Wednesday, April 15, 2009
I must admit, I have been very busy ever since I set up this blog so I haven't been able to find much time to start posting. However, the semester is winding down and I realized that I have a little more time now, yay!
I am a college student attending University of the Pacific in Stockton, CA. My hometown is near San Francisco, so I've been spoiled by the rich food culture of the city. As for Stockton...well, there are some pretty good restaurants, but one has to search for them.
A place that I regularly go to with friends is a Japanese place called Sho Mi in the Lincoln Shopping center up Pacific Ave. Now, I am a Japanese major and have grown up going to Japantown in Sf so I have eaten (and cooked) a lot of Japanese food. Sho Mi is perhaps not the most authentic or wonderful Japanese restaurant, but it strives to be. Personally, my friends and I all find that it is one of the best deals around. The menu is rather large and has many different dishes, such as ramen, curry, donburi, and sushi. The portions are rather large, and the prices aren't sky-high. Some of the other Japanese restaurants around, such as Cocoro and Misaki, are good, yet their prices are ridiculously high. At Cocoro for lunch, the tonkatsu meal is $15 and it is not very much food at all! Just a measly scoop of rice, a small salad, and a fried pork cutlet that isn't much larger than a regualr-size chicken breast.
But, I digress. One of the reasons why I was drawn to Sho Mi in the first place was not only my curiousity, but my love for donburi. Donburi could be described as Japanese comfort food. It consists of meat mixed with eggs and onions drizzled with a sweet sauce over rice. The meats vary; there is Oyako-don which is made with chicken, Tanin-don made with thin slices of beef, Katsu-don made with fried pork cutlet, and even the plain omelette is sometimes put on top of rice. Unagi-don is slices of eel on top of rice, yet not accompanied with eggs.
I have made my own Oyako-don many times at home, and it is such a delightfully filling dish. It isn't too heavy, but it's warm and makes you smile. Perfect for a cold winter evening. :)
Sho Mi's donburi is served in a large bowl with lots of rice underneath whatever topping you choose. The meal comes with a little salad and a bowl of miso soup.

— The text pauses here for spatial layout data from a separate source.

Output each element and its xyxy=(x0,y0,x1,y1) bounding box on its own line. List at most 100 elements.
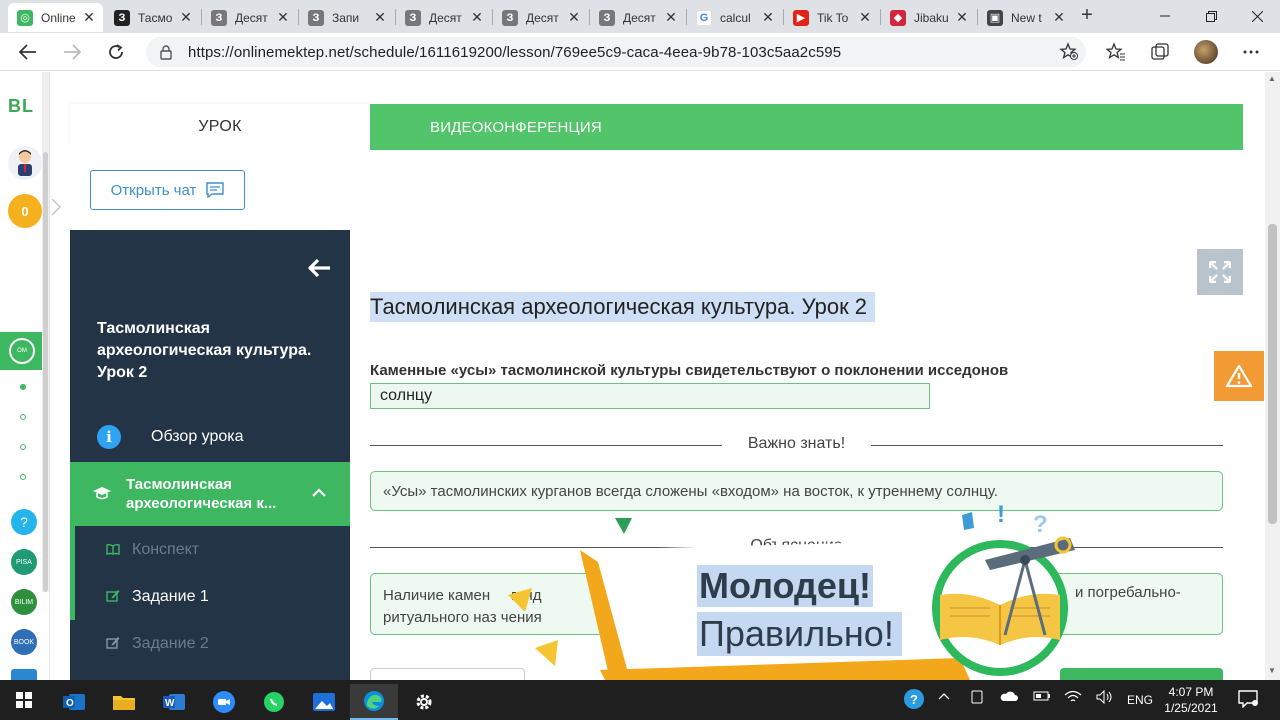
explanation-fragment: ритуального наз xyxy=(383,609,497,626)
info-icon: i xyxy=(97,425,121,449)
sidebar-item-overview[interactable]: i Обзор урока xyxy=(70,415,350,459)
tab-title: Десят xyxy=(235,10,268,25)
explanation-divider: Объяснение xyxy=(370,537,1223,557)
close-tab-icon[interactable]: ✕ xyxy=(566,9,582,26)
browser-tab[interactable]: З Десят ✕ xyxy=(590,3,685,32)
reload-icon xyxy=(109,44,123,59)
bilimland-logo[interactable]: BL xyxy=(8,96,34,117)
sidebar-subitem[interactable]: Задание 1 xyxy=(70,577,350,617)
left-rail: BL 0 OM ? PISA BILIM BOOK xyxy=(0,72,62,683)
url-text[interactable]: https://onlinemektep.net/schedule/161161… xyxy=(188,44,841,61)
browser-tab[interactable]: ◆ Jibaku ✕ xyxy=(881,3,976,32)
browser-tab[interactable]: ▣ New t ✕ xyxy=(978,3,1073,32)
scroll-down-icon[interactable]: ▼ xyxy=(1268,666,1276,675)
close-tab-icon[interactable]: ✕ xyxy=(275,9,291,26)
rail-dot-2[interactable] xyxy=(20,414,26,420)
browser-tab[interactable]: З Запи ✕ xyxy=(299,3,394,32)
rail-onlinemektep-button[interactable]: OM xyxy=(0,332,44,370)
browser-tab[interactable]: Gcalcul ✕ xyxy=(687,3,782,32)
browser-tab[interactable]: З Десят ✕ xyxy=(396,3,491,32)
wifi-icon-glyph xyxy=(1064,690,1082,702)
new-tab-button[interactable]: + xyxy=(1076,4,1098,26)
browser-tab[interactable]: З Десят ✕ xyxy=(202,3,297,32)
touch-keyboard-icon[interactable] xyxy=(970,690,984,707)
sidebar-subitem[interactable]: Конспект xyxy=(70,530,350,570)
taskbar-clock[interactable]: 4:07 PM 1/25/2021 xyxy=(1158,684,1224,716)
browser-tab[interactable]: ◎ Online ✕ xyxy=(8,3,103,32)
whatsapp-app[interactable] xyxy=(250,684,298,720)
file-explorer-app[interactable] xyxy=(100,684,148,720)
favorites-button[interactable] xyxy=(1105,41,1127,63)
address-toolbar: https://onlinemektep.net/schedule/161161… xyxy=(0,33,1280,71)
divider-line xyxy=(871,445,1223,446)
edge-app[interactable] xyxy=(350,684,398,720)
rail-dot-4[interactable] xyxy=(20,474,26,480)
notifications-button[interactable] xyxy=(1238,690,1258,709)
bilimland-app-icon[interactable]: BILIM xyxy=(11,589,37,615)
sidebar-item-topic[interactable]: Тасмолинская археологическая к... xyxy=(70,462,350,526)
open-chat-button[interactable]: Открыть чат xyxy=(90,170,245,210)
rail-expand-button[interactable] xyxy=(50,197,68,227)
tab-lesson[interactable]: УРОК xyxy=(70,104,370,150)
page-scroll-thumb[interactable] xyxy=(1268,224,1277,524)
close-tab-icon[interactable]: ✕ xyxy=(372,9,388,26)
browser-tab[interactable]: З Десят ✕ xyxy=(493,3,588,32)
rail-scrollbar[interactable] xyxy=(42,72,49,592)
pisa-app-icon[interactable]: PISA xyxy=(11,549,37,575)
settings-menu-button[interactable] xyxy=(1240,41,1262,63)
folder-icon xyxy=(113,696,135,710)
bilimbook-app-icon[interactable]: BOOK xyxy=(11,629,37,655)
word-app[interactable]: W xyxy=(150,684,198,720)
wifi-icon[interactable] xyxy=(1064,690,1082,707)
show-hidden-icons[interactable] xyxy=(938,690,950,705)
profile-avatar[interactable] xyxy=(1194,40,1218,64)
input-language[interactable]: ENG xyxy=(1127,693,1153,707)
browser-tab[interactable]: З Тасмо ✕ xyxy=(105,3,200,32)
close-window-button[interactable] xyxy=(1234,0,1280,32)
back-button[interactable] xyxy=(16,40,40,64)
zoom-app[interactable] xyxy=(200,684,248,720)
onedrive-icon[interactable] xyxy=(1000,690,1018,705)
help-tray-icon[interactable]: ? xyxy=(903,688,925,713)
close-tab-icon[interactable]: ✕ xyxy=(857,9,873,26)
minimize-button[interactable] xyxy=(1142,0,1188,32)
3-icon: З xyxy=(308,9,324,26)
outlook-app[interactable]: O xyxy=(50,684,98,720)
photos-app[interactable] xyxy=(300,684,348,720)
rail-scroll-thumb[interactable] xyxy=(43,152,48,592)
collapse-sidebar-button[interactable] xyxy=(308,258,334,280)
tab-videoconference[interactable]: ВИДЕОКОНФЕРЕНЦИЯ xyxy=(370,104,1243,150)
restore-button[interactable] xyxy=(1188,0,1234,32)
close-tab-icon[interactable]: ✕ xyxy=(663,9,679,26)
browser-tab[interactable]: ▶ Tik To ✕ xyxy=(784,3,879,32)
rail-dot-3[interactable] xyxy=(20,444,26,450)
add-favorite-button[interactable] xyxy=(1058,41,1080,63)
help-icon[interactable]: ? xyxy=(11,509,37,535)
battery-icon[interactable] xyxy=(1033,690,1051,705)
close-tab-icon[interactable]: ✕ xyxy=(1051,9,1067,26)
close-tab-icon[interactable]: ✕ xyxy=(760,9,776,26)
start-button[interactable] xyxy=(0,682,48,718)
page-scrollbar[interactable]: ▲ ▼ xyxy=(1265,72,1280,680)
close-tab-icon[interactable]: ✕ xyxy=(81,9,97,26)
volume-icon[interactable] xyxy=(1096,689,1114,707)
user-avatar[interactable] xyxy=(8,146,42,180)
rail-dot-1[interactable] xyxy=(20,384,26,390)
collections-button[interactable] xyxy=(1149,41,1171,63)
close-tab-icon[interactable]: ✕ xyxy=(469,9,485,26)
reload-button[interactable] xyxy=(104,40,128,64)
svg-text:O: O xyxy=(66,698,74,709)
settings-app[interactable] xyxy=(400,684,448,720)
forward-button[interactable] xyxy=(60,40,84,64)
more-icon xyxy=(1243,50,1259,54)
report-problem-button[interactable] xyxy=(1214,351,1264,401)
url-bar[interactable]: https://onlinemektep.net/schedule/161161… xyxy=(146,37,1086,67)
close-tab-icon[interactable]: ✕ xyxy=(954,9,970,26)
coins-badge[interactable]: 0 xyxy=(8,194,42,228)
sidebar-subitem[interactable]: Задание 2 xyxy=(70,624,350,664)
fullscreen-button[interactable] xyxy=(1197,249,1243,295)
scroll-up-icon[interactable]: ▲ xyxy=(1268,74,1276,83)
close-tab-icon[interactable]: ✕ xyxy=(178,9,194,26)
answer-field[interactable]: солнцу xyxy=(370,383,930,409)
tab-title: Десят xyxy=(526,10,559,25)
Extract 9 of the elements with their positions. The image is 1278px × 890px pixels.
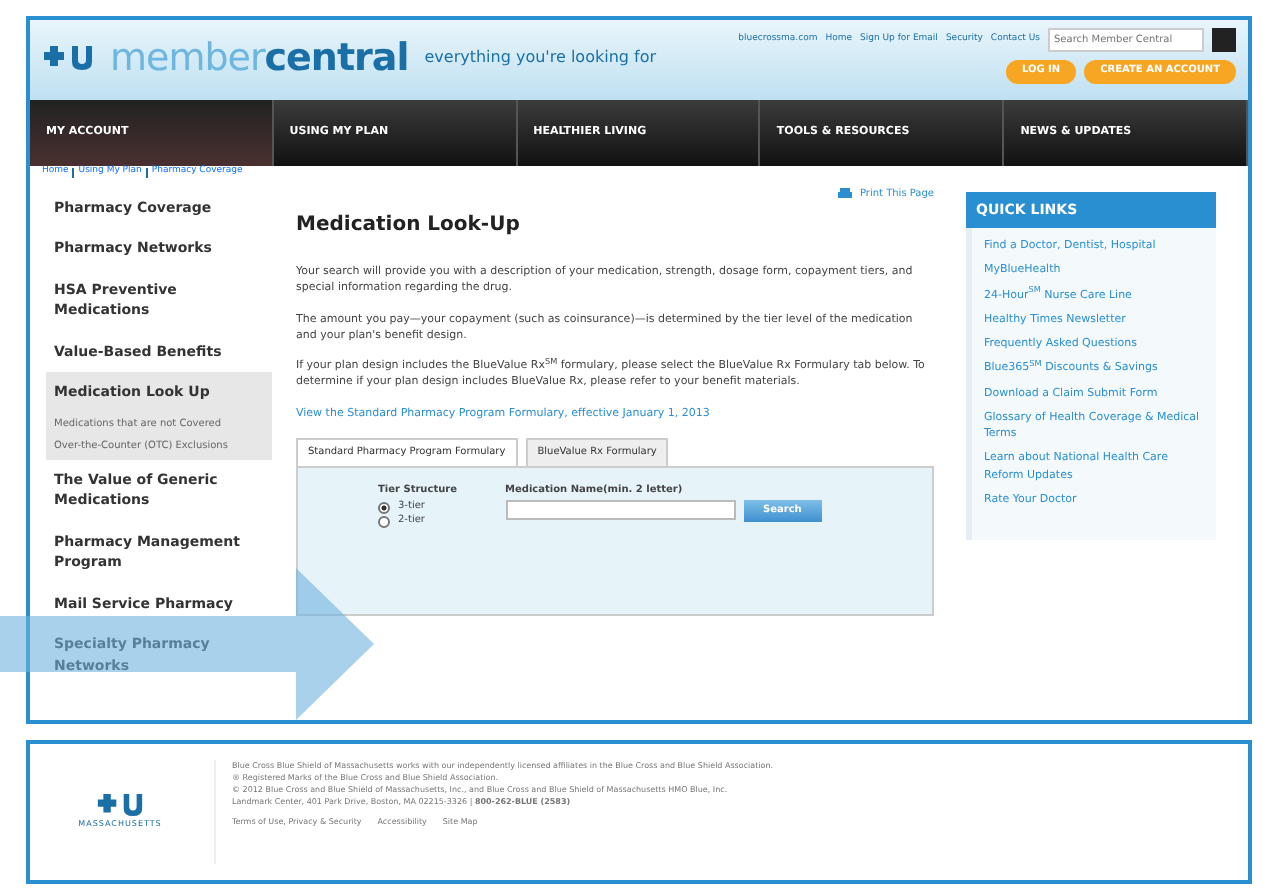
printer-icon: [837, 188, 852, 201]
radio-button[interactable]: [378, 516, 390, 528]
medication-name-field[interactable]: [505, 499, 736, 520]
tagline: everything you're looking for: [424, 46, 657, 70]
radio-button[interactable]: [378, 501, 390, 513]
site-logo-text[interactable]: membercentral: [110, 29, 409, 87]
logo-icon: [42, 44, 94, 72]
logo-icon: [96, 792, 144, 818]
page-title: Medication Look-Up: [296, 212, 522, 240]
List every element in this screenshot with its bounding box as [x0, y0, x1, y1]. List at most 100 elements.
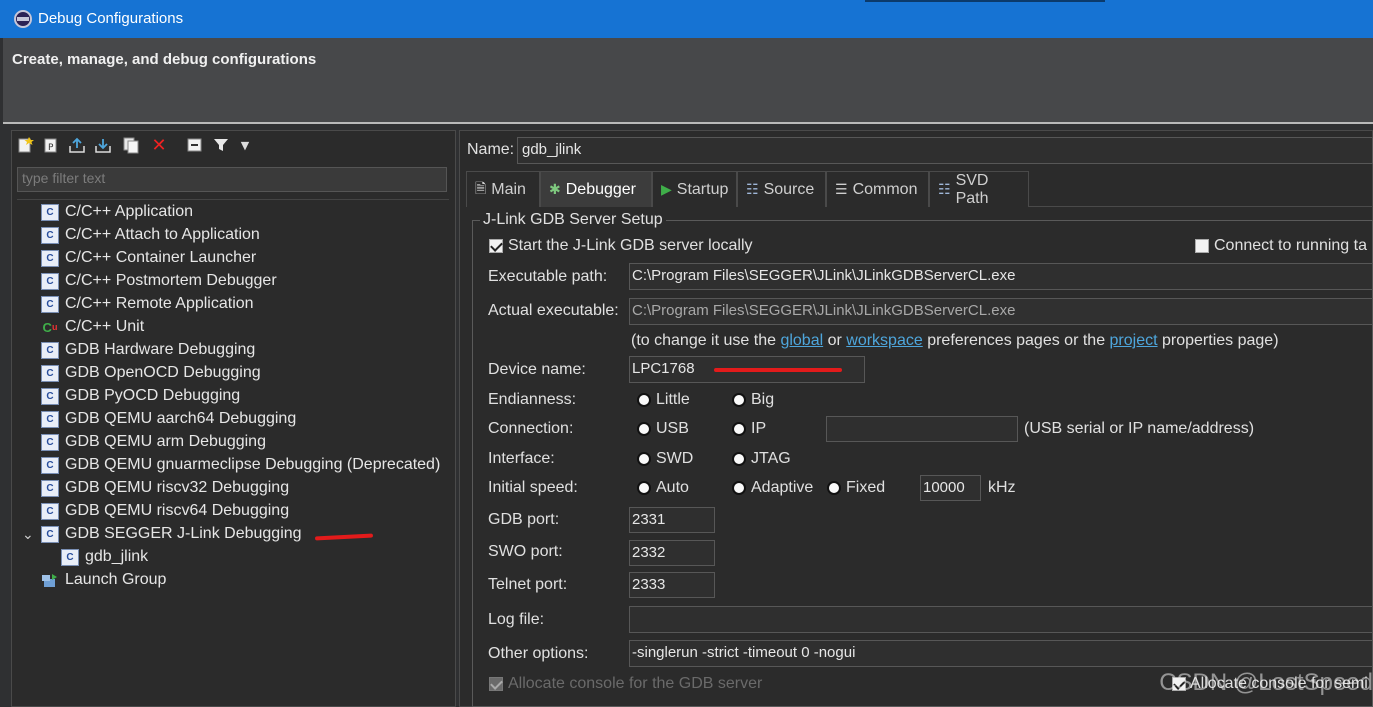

I have tried both their Katsu-don and Oyako-don. Spinach is mixed with the eggs and onions, and slivers of pickled ginger and fishcake are scattered in the bowl. The broth, however, leaves much to be desired. It isn't always as tasty as one would like; the sour and sweet flavors of soy sauce and Mirin (rice wine vinegar) should be sticking out, but perhaps Sho Mi makes their broth differently. It is a filling dish that doesn't totally disappoint, but it can be much tastier than it is.
Sho Mi also serves the quintessentially Japanese noodle soup known as ramen, and might be perhaps the only Japanese restaurant in Stockton that offers it. All the other Japanese places I have tried here do not serve ramen, so imagine my excitement at seeing ramen on the menu at Sho Mi, along with donburi. A nice thing about Sho Mi is that they offer half orders of most of the ramen soups, and the half orders are by no means skimpy. The noodles are chewy, and the chashu pork isn't always tough. A hard-boiled egg floats around, surrounded by tendrils of spinach. Corn lies at the bottom of the bowl, and slices of green onion bob up and down in the broth. The shoyu ramen's broth is thick and salty, yet not too heavy.
I have not tried any of the sushi rolls they serve, but I have friends who did. They are large and full of goodies, depending on what kind you order. Also, some are drizzled with sauces, if you like that sort of sushi.
The gyoza are nothing special; you can order them fried or steamed. The fried ones looked greasy and heavy, and the steamed ones are too overdone and sloppy. They taste like frozed gyoza anyone can buy and aren't worth the money.
The tonkatsu meal is huge! My friends usually have trouble finishing it; it comes with rice, a salad, and a huge tonkatsu cutlet split in two. It's a good deal for a lot of food, and it doesn't taste overwhelmingly greasy.
Sho Mi serves out a lot of food, especially for dinner on Friday and Saturday nights (it's not open on Sundays) and is usually very busy. When you step in, you need to get in line to order your meal. Once you order, you can go find a table and lay your receipt on it so the servers can see what drinks you ordered. Credit cards are only accepted if the order's total comes to $20 or more, so make sure you bring cash!
419 Lincoln Center
Stockton, CA 95207
Rating: 3 1/2 out of 5
Tippies: Donburi is pretty good and filling, and the ramen is okay. Don't be afraid to try different things since the menu is large!